As an aside: It’s really too bad none of the Reds were around to screw Ned’s head onto his shoulders and magic him back too. I would love to have him in the background as the voice of the morally righteous while Cersei continues to unsuccessfully govern and kill everyone who looks at her sideways. That’s the real missed coupling opportunity, don’t you think? (Spoiler #5: That last sentence was sarcasm.)
2) In the Game of Thrones, Either You Play to Win or You Die. Then again, maybe it’s about the game of thrones, as the first book seems to indicate. The political intrigue, the war mongering, the struggle for power and to be top dog. That must be why the Starks are being cut down like diseased trees for kindling and the Lannisters are walking away with the trophy doing while doing jazz hands, right?
If that’s the case, why the fuck do I have to spend all of book four with people who don’t matter and don’t move that plot forward? No game is played in book four.
Then book five further mires that idea in a series of poor decisions by previous power players. We’re treated to Cersei’s apparent comeuppance that despite all her terrible actions and awful personality, still reads like a Violence Against Women Call To Action pamphlet; and Dany has gone from the Mother of Dragons to overwhelmed babysitter, who just got the phone call that the murderer is in the house with her.
And further, what’s the deal with Arya, Sansa, Bran, Jon, Theon/Reek and Came-Back-Wrong-Catelyn then? What part of the game are they playing? If they are incidental, then they shouldn’t have their own point-of-view chapters. (Please, stop giving me Theon/Reek point-of-view chapters.)
3) Winter Is Coming While You Play the Game of Thrones to Win or Die. There’s A Really Good Chance You’re Going to Die Anyway, Even If You Play To Win. Life is Futile, Amiright? Maybe we’re dealing with a mixture of both – a war between Eldritch Admonitions as played out on a human scale. And again, if that’s the case, in addition to all the previous objections, let’s get to the point. Topple over some buildings, let out a Godzilla like roar, and let us know we need this world’s version of Cloud & Co to fight the Weapons or what have you.
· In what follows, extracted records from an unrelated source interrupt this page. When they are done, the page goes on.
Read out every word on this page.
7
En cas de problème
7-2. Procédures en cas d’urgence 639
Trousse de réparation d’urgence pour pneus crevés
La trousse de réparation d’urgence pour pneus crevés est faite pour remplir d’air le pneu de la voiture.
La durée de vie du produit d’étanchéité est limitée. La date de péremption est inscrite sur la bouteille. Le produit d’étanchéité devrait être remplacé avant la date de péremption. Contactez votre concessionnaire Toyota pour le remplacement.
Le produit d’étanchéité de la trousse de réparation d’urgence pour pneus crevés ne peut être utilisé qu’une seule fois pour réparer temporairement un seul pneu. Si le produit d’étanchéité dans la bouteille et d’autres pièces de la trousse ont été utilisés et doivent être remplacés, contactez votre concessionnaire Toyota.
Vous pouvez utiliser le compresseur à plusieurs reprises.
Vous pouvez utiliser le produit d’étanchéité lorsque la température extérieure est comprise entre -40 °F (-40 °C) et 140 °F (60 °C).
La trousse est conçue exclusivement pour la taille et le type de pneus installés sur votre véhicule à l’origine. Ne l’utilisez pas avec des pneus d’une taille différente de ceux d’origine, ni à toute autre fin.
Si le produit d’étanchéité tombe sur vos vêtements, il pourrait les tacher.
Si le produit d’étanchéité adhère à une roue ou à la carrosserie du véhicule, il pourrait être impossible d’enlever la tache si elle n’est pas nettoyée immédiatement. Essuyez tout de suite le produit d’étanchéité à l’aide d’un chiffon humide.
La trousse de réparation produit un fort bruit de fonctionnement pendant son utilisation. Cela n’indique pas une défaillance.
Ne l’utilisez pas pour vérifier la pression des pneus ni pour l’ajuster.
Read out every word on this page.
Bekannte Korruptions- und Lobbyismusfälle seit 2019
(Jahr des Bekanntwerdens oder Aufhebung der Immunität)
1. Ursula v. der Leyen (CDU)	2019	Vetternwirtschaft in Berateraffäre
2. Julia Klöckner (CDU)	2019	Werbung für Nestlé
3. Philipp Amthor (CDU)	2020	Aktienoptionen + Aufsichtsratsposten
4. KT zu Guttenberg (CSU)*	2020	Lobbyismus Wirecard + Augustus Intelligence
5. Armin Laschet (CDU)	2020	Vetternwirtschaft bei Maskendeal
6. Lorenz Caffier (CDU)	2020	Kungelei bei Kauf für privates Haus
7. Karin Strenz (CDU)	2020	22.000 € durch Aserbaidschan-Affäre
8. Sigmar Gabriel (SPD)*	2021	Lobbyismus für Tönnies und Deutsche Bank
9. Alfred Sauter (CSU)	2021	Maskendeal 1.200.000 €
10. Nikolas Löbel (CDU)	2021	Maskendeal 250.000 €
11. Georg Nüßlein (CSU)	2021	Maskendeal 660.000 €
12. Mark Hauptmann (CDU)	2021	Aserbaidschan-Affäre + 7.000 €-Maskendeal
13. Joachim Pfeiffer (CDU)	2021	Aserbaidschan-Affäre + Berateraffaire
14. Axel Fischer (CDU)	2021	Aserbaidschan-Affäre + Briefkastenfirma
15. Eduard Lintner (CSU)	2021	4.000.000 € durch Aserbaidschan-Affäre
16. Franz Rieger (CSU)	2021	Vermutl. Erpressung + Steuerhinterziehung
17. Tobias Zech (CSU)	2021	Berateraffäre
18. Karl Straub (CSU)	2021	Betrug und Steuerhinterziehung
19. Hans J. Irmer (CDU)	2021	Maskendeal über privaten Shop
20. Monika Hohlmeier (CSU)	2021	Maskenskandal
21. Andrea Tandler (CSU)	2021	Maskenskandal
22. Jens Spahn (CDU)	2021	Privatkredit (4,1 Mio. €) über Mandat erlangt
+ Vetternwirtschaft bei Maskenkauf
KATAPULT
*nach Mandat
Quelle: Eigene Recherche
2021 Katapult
There needs to be some signpost that tells us something about this.
The worst part of all of this is that this is all fan theory. Seriously, if the plot for the series turns out to be different than any of the above, there was no indication of it in any of the five preceding books. It’s just not clear in the readings what is going on. There are so many characters, so many points of view and so many subplots, there is no overarching, connecting thread. We are probably headed towards something. Something is bound to happen. In twelve thousand pages, we are bound to see everyone in the same general place at approximately the same time, even the dead ones. Scratch that, especially the dead ones.
But doesn’t that feel more like inevitability rather than destiny? And shouldn’t books, especially multi-novel epics, operate on the mechanism of destiny?
The problem is, is that five to six thousand pages in, what we’re reading shouldn’t even be a question anymore. We’re already, supposedly, over the halfway point in the series. How is it that it’s still unclear what journey we’re supposed to be witnessing?
And unfortunately, that makes the entire series a lot like Tyrion’s journey to Dany – there’s a lot of whining, a lot movement without purpose, some strange sidetracking with a pig and a completely inconsequential character and a surprise heir to the throne (because we don’t have enough contenders for the sword chair yet) that all make up a bizarrely persistent, reoccurring nightmare.